Glad to be home, he spent some time in his small hometown, but had further travels in mind. After visiting with his parents, siblings, and friends, he got in a car and drove to New York.
He had to go see about a girl.
While in Vietnam the sailor exchanged letters with his friend, Bob, whom he knew from their time together on the U.S.S. Moale. Bob’s girlfriend, Anne Marie, had a single friend, and Bob suggested the sailor write to her, so he did.
He wrote a letter to her almost every single day from Vietnam for six months, and she wrote back to him. But she only wrote back because he was in Vietnam. Otherwise, she never would have answered him. But while on leave, the sailor drove to see her in New York City.
They were an unlikely pair. Three times as many people attended her high school in Queens as lived in his small town in Illinois.
But they hit it off, and a couple of days after meeting for the first time, while sitting in a car in Astoria, Queens, the sailor asked the girl to marry him, and she said yes. While this was happening, a romance-killing parking enforcement officer somehow wrote the sailor a ticket. A small price to pay to get the girl.
It took a couple of more days before the sailor worked up the gumption to ask the girl’s imposing father for the girl’s hand in marriage. He gave his permission, and opened a bottle of champagne to celebrate, despite behind-the-scenes reservations about his daughter marrying some sailor from the midwest whom she only met a few days before.
On Saturday, December 6, 1969, at 3:30 pm, the sailor married the girl in Our Lady of the Snows Roman Catholic Church in Queens.If you haven’t figured it out by now, the sailor is my dad, and the girl is my mom.They married fifty years ago today, after my dad had been discharged from the Navy, and began their lives together.
They lived apart until they got married, and then moved back to London Mills for a month, before moving to Daytona Beach so my dad could go to umpiring school. My mom worked for a preacher who ran his church out of the same building as his asphalt company.
When umpiring didn’t work out, they moved to Queens. And over the following eighteen years they moved from Queens to Port Jervis, New York, to London Mills, to Peoria, to Springfield, before settling in northwest Indiana. Along the way they had two daughters, and then a son, me. Realizing they couldn’t get a kid better than me, they stopped having kids.
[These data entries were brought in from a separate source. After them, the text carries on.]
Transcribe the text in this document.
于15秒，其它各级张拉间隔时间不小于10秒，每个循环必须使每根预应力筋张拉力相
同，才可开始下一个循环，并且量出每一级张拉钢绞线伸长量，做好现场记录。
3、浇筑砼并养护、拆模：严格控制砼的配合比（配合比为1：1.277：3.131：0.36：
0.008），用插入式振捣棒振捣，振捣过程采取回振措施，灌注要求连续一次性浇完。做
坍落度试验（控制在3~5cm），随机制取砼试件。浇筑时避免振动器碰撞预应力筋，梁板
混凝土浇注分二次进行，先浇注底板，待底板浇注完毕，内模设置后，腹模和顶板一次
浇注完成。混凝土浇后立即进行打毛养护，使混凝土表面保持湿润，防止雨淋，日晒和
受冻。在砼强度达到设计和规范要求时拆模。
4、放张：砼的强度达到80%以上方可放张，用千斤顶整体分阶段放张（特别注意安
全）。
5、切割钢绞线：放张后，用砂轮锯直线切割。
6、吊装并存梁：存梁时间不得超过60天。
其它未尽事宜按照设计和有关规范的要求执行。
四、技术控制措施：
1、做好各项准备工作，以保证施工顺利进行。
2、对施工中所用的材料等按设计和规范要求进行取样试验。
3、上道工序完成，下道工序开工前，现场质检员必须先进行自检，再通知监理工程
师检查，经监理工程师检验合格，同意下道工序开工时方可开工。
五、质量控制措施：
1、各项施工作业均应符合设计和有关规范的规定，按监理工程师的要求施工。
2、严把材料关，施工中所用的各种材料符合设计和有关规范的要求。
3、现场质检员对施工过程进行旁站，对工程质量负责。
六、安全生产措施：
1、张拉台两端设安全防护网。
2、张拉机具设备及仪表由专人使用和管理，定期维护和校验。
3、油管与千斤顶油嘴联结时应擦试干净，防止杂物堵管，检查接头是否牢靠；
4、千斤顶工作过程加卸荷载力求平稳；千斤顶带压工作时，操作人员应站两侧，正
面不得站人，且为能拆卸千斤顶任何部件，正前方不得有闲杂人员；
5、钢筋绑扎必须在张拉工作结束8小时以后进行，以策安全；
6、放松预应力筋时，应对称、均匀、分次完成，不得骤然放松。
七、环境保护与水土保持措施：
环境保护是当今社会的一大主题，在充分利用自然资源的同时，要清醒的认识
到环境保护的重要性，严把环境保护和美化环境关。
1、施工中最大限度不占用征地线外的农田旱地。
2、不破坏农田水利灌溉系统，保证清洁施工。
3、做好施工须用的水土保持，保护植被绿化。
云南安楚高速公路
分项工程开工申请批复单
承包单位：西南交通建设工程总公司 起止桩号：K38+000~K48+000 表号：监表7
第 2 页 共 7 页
I remember December 6, 1984. Their 15th anniversary. I was 6. My oldest sister was almost 12, and had somehow arranged for someone who worked with my dad to take her to the store to get streamers and balloons to decorate for their anniversary. We spelled “Happy 15th Anniversary” on the wall of the living room in yellow streamers. I remember thinking that 15 years seemed so long.But they were still just getting started.I can’t imagine what it took to stay married for five decades. Unless I live to a ripe, old age, I’ll never know.
I’m sure there were bad days. Maybe even bad years. They grew older. Kids grew up. Jobs changed. Houses changed. Times changed. But through it all, they remained.
It’s been 18,263 days since the sailor and the girl got married on that 39-degree day in Queens. But the last 55 days have been the most difficult, because the girl – the sailor’s wife, my mom – died on October 12.
I’ll spend today with my dad. And we’ll do our best not to dwell on the last 55 days, but rather appreciate all those days that came before.
And I’ll think about my mom, and Bob, and Anne Marie, and those letters, and that day fifty years ago that led to everything that I am.